At CES in Las Vegas, Nvidia CEO Jensen Huang unveiled the company’s next AI computing platform, Vera Rubin, and highlighted that a significant part of its performance depends on technology developed in Israel.
Rubin is presented as the next step after Nvidia’s Blackwell chips. But Huang’s bigger point was that the next leap in AI won’t come only from a faster GPU. It will come from designing the whole system together — the compute chips, the networking, and the data-handling parts that keep everything running at full speed.
Nvidia says the Vera Rubin platform combines six new chips: the Vera CPU, Rubin GPU, NVLink 6 Switch, ConnectX-9 SuperNIC, BlueField-4 DPU, and Spectrum-6 Ethernet Switch.
Several of these are closely tied to Nvidia’s Israeli teams, especially the networking work that grew out of its Mellanox acquisition. That networking is the system’s “high-speed connections” — what determines whether huge clusters of GPUs work smoothly or get slowed down waiting for data.

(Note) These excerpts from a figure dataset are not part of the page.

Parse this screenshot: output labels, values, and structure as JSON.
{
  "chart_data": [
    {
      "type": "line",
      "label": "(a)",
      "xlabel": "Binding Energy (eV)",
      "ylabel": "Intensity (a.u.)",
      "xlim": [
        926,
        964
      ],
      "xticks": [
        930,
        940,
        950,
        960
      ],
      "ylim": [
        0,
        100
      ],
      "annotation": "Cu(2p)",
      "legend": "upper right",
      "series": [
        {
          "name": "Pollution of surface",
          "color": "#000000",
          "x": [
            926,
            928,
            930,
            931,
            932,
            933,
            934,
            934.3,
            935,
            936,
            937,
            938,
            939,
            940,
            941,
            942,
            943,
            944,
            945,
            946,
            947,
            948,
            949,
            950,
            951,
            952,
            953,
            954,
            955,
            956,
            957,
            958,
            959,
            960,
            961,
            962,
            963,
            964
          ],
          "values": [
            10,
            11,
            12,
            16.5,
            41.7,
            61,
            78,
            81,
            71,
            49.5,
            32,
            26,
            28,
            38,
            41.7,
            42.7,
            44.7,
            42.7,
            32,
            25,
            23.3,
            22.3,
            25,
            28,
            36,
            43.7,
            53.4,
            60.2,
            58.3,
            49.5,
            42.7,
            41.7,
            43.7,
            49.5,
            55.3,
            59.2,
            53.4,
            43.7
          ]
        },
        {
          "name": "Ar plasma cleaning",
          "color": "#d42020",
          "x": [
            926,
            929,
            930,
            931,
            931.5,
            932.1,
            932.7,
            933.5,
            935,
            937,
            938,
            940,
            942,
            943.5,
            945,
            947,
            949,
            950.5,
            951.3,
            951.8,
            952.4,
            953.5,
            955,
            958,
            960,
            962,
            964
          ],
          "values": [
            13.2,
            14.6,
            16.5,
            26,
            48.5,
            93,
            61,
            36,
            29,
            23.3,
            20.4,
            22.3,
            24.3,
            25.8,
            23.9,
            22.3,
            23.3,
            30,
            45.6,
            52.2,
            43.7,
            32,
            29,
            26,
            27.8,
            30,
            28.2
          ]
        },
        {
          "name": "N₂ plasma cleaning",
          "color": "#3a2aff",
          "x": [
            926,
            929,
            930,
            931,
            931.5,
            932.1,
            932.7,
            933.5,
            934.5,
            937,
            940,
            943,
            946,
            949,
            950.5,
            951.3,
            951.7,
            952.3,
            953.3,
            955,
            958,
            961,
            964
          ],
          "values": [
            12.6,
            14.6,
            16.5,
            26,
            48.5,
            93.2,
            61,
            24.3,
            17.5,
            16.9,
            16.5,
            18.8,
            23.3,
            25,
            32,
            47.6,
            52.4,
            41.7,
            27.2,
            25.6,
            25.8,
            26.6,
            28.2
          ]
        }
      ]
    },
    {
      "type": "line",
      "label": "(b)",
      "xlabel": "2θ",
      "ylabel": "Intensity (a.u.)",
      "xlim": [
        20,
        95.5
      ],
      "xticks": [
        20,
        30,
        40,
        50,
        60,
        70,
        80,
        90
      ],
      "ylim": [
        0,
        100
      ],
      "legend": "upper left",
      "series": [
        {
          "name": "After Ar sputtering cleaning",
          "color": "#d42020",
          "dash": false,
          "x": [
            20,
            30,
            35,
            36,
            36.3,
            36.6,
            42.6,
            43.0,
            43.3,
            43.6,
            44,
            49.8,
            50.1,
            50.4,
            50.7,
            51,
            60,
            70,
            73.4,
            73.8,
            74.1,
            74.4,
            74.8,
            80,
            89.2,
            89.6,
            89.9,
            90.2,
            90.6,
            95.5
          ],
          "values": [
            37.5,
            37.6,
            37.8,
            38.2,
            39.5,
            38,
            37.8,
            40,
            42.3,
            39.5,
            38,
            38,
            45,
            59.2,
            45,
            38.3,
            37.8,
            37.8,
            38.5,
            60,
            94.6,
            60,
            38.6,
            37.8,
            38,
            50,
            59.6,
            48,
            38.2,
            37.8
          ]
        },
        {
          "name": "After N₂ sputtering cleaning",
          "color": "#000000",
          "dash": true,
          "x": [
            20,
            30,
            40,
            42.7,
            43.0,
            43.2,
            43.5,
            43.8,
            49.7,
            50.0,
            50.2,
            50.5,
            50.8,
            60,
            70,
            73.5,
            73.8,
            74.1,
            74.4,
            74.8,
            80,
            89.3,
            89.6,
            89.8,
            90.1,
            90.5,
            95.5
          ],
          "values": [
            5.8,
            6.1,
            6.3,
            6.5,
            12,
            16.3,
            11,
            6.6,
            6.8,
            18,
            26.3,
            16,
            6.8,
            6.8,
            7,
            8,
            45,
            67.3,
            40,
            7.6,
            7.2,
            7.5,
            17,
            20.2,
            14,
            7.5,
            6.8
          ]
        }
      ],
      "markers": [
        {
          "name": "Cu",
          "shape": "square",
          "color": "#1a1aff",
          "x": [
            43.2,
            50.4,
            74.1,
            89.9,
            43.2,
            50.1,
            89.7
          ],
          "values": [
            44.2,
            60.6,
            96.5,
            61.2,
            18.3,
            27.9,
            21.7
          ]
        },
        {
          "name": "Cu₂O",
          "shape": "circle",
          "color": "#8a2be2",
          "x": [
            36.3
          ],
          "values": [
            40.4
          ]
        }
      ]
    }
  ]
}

This matters because in modern AI training, the problem is often not a lack of computing power. It’s that thousands of chips need to share data and coordinate constantly. Faster, smarter connections can make a real difference to speed and cost.
Why Nvidia is talking about “systems,” not just chips
Huang’s pitch reflects what customers are building: giant AI data centres (“AI factories”) that train models and run AI services at scale. These setups depend heavily on fast communication between machines.

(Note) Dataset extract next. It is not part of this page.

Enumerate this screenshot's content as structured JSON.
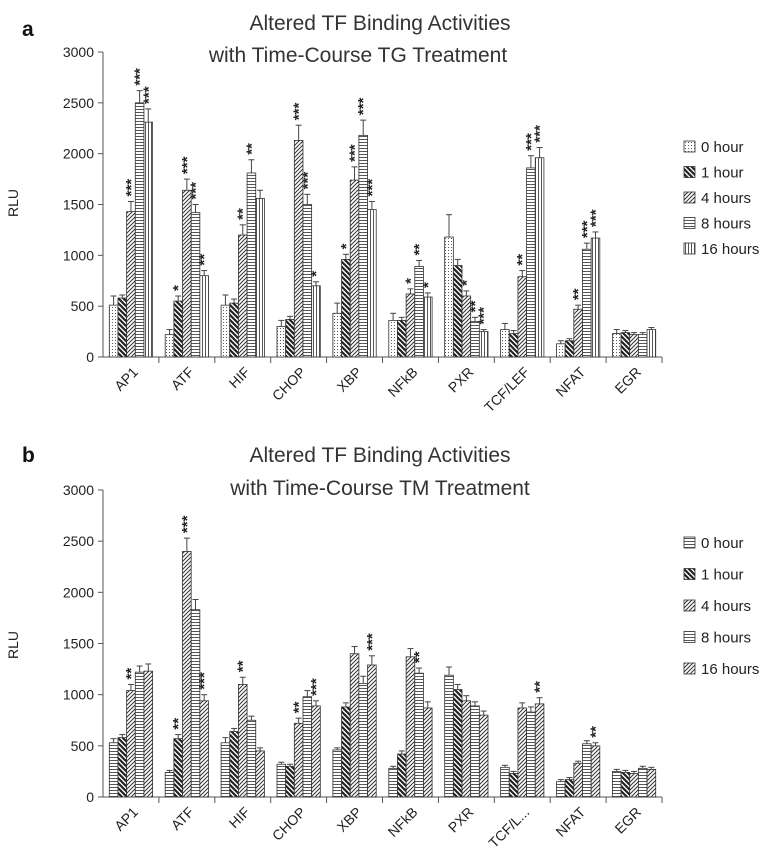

Nvidia’s argument is that tighter integration across the whole stack can shorten training time and reduce the cost of running AI — which is exactly what big cloud companies and governments care about as budgets and electricity use become constraints.

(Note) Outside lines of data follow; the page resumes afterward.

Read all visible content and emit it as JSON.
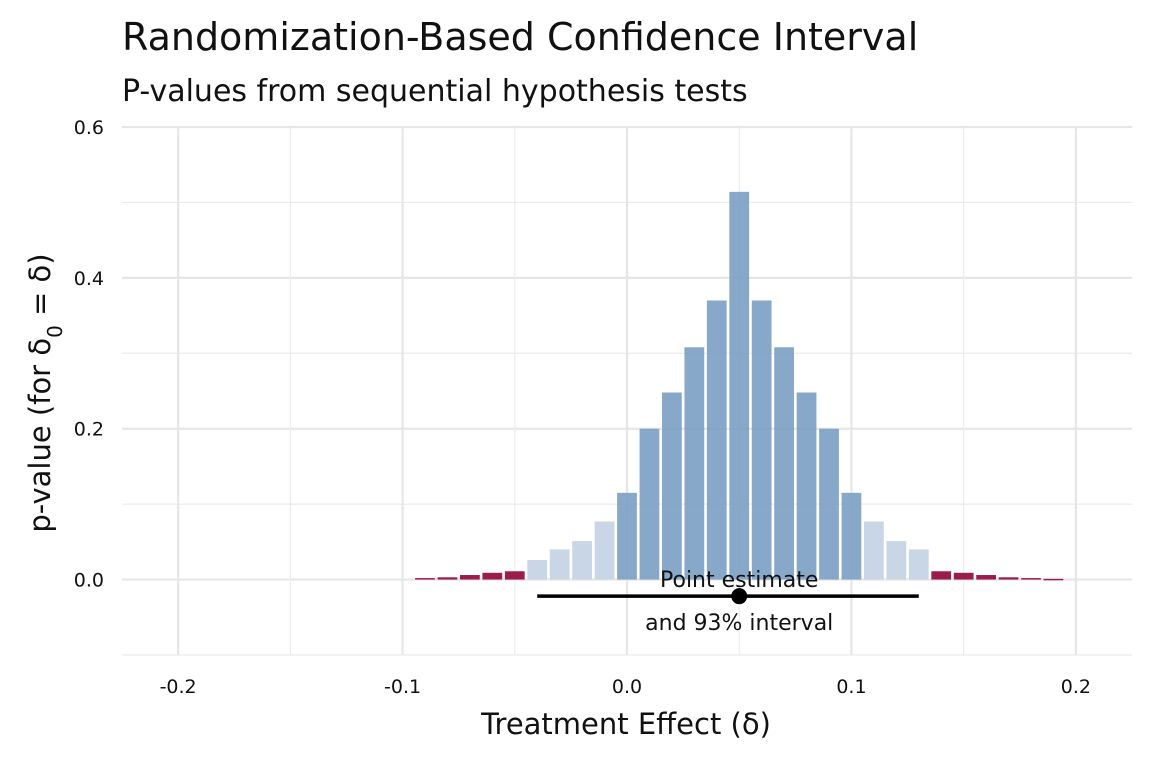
{
  "chart_data": {
    "type": "bar",
    "title": "Randomization-Based Confidence Interval",
    "subtitle": "P-values from sequential hypothesis tests",
    "xlabel": "Treatment Effect (δ)",
    "ylabel": {
      "prefix": "p-value (for δ",
      "subscript": "0",
      "suffix": " = δ)"
    },
    "xlim": [
      -0.225,
      0.225
    ],
    "ylim": [
      -0.1,
      0.6
    ],
    "x_ticks": [
      {
        "value": -0.2,
        "label": "-0.2"
      },
      {
        "value": -0.1,
        "label": "-0.1"
      },
      {
        "value": 0.0,
        "label": "0.0"
      },
      {
        "value": 0.1,
        "label": "0.1"
      },
      {
        "value": 0.2,
        "label": "0.2"
      }
    ],
    "y_ticks": [
      {
        "value": 0.0,
        "label": "0.0"
      },
      {
        "value": 0.2,
        "label": "0.2"
      },
      {
        "value": 0.4,
        "label": "0.4"
      },
      {
        "value": 0.6,
        "label": "0.6"
      }
    ],
    "grid": true,
    "colors": {
      "outside": "#9b1b4b",
      "edge": "#c8d6e6",
      "inside": "#7a9ec2",
      "interval": "#000000"
    },
    "bars": [
      {
        "x": -0.09,
        "p": 0.002,
        "group": "outside"
      },
      {
        "x": -0.08,
        "p": 0.003,
        "group": "outside"
      },
      {
        "x": -0.07,
        "p": 0.006,
        "group": "outside"
      },
      {
        "x": -0.06,
        "p": 0.009,
        "group": "outside"
      },
      {
        "x": -0.05,
        "p": 0.011,
        "group": "outside"
      },
      {
        "x": -0.04,
        "p": 0.026,
        "group": "edge"
      },
      {
        "x": -0.03,
        "p": 0.04,
        "group": "edge"
      },
      {
        "x": -0.02,
        "p": 0.051,
        "group": "edge"
      },
      {
        "x": -0.01,
        "p": 0.077,
        "group": "edge"
      },
      {
        "x": 0.0,
        "p": 0.115,
        "group": "inside"
      },
      {
        "x": 0.01,
        "p": 0.2,
        "group": "inside"
      },
      {
        "x": 0.02,
        "p": 0.248,
        "group": "inside"
      },
      {
        "x": 0.03,
        "p": 0.308,
        "group": "inside"
      },
      {
        "x": 0.04,
        "p": 0.37,
        "group": "inside"
      },
      {
        "x": 0.05,
        "p": 0.514,
        "group": "inside"
      },
      {
        "x": 0.06,
        "p": 0.37,
        "group": "inside"
      },
      {
        "x": 0.07,
        "p": 0.308,
        "group": "inside"
      },
      {
        "x": 0.08,
        "p": 0.248,
        "group": "inside"
      },
      {
        "x": 0.09,
        "p": 0.2,
        "group": "inside"
      },
      {
        "x": 0.1,
        "p": 0.115,
        "group": "inside"
      },
      {
        "x": 0.11,
        "p": 0.077,
        "group": "edge"
      },
      {
        "x": 0.12,
        "p": 0.051,
        "group": "edge"
      },
      {
        "x": 0.13,
        "p": 0.04,
        "group": "edge"
      },
      {
        "x": 0.14,
        "p": 0.011,
        "group": "outside"
      },
      {
        "x": 0.15,
        "p": 0.009,
        "group": "outside"
      },
      {
        "x": 0.16,
        "p": 0.006,
        "group": "outside"
      },
      {
        "x": 0.17,
        "p": 0.003,
        "group": "outside"
      },
      {
        "x": 0.18,
        "p": 0.002,
        "group": "outside"
      },
      {
        "x": 0.19,
        "p": 0.001,
        "group": "outside"
      }
    ],
    "point_estimate": 0.05,
    "interval": {
      "low": -0.04,
      "high": 0.13,
      "y": -0.022
    },
    "annotation": {
      "line1": "Point estimate",
      "line2": "and 93% interval",
      "x": 0.05
    }
  }
}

Huang also emphasised “open models,” saying 2025 was a breakout year for them. Nvidia’s approach is to sell the hardware and software — while supporting a wider model ecosystem that keeps demand growing. As part of that, Nvidia pointed to support for LTX-2, a video model from Israeli company Lightricks.
Rubin is already in production, but broader commercial availability is expected in the second half of 2026. Huang also discussed Nvidia’s autonomous vehicle push, including Alpamayo, and linked ongoing work with Mercedes-Benz to vehicles expected to launch in early 2026.
The key takeaway: Nvidia is treating Israel as a core contributor to the technology that makes large-scale AI possible — especially the networking and system parts that keep massive AI computers running efficiently. That’s a central role in the global AI supply chain, not a side project.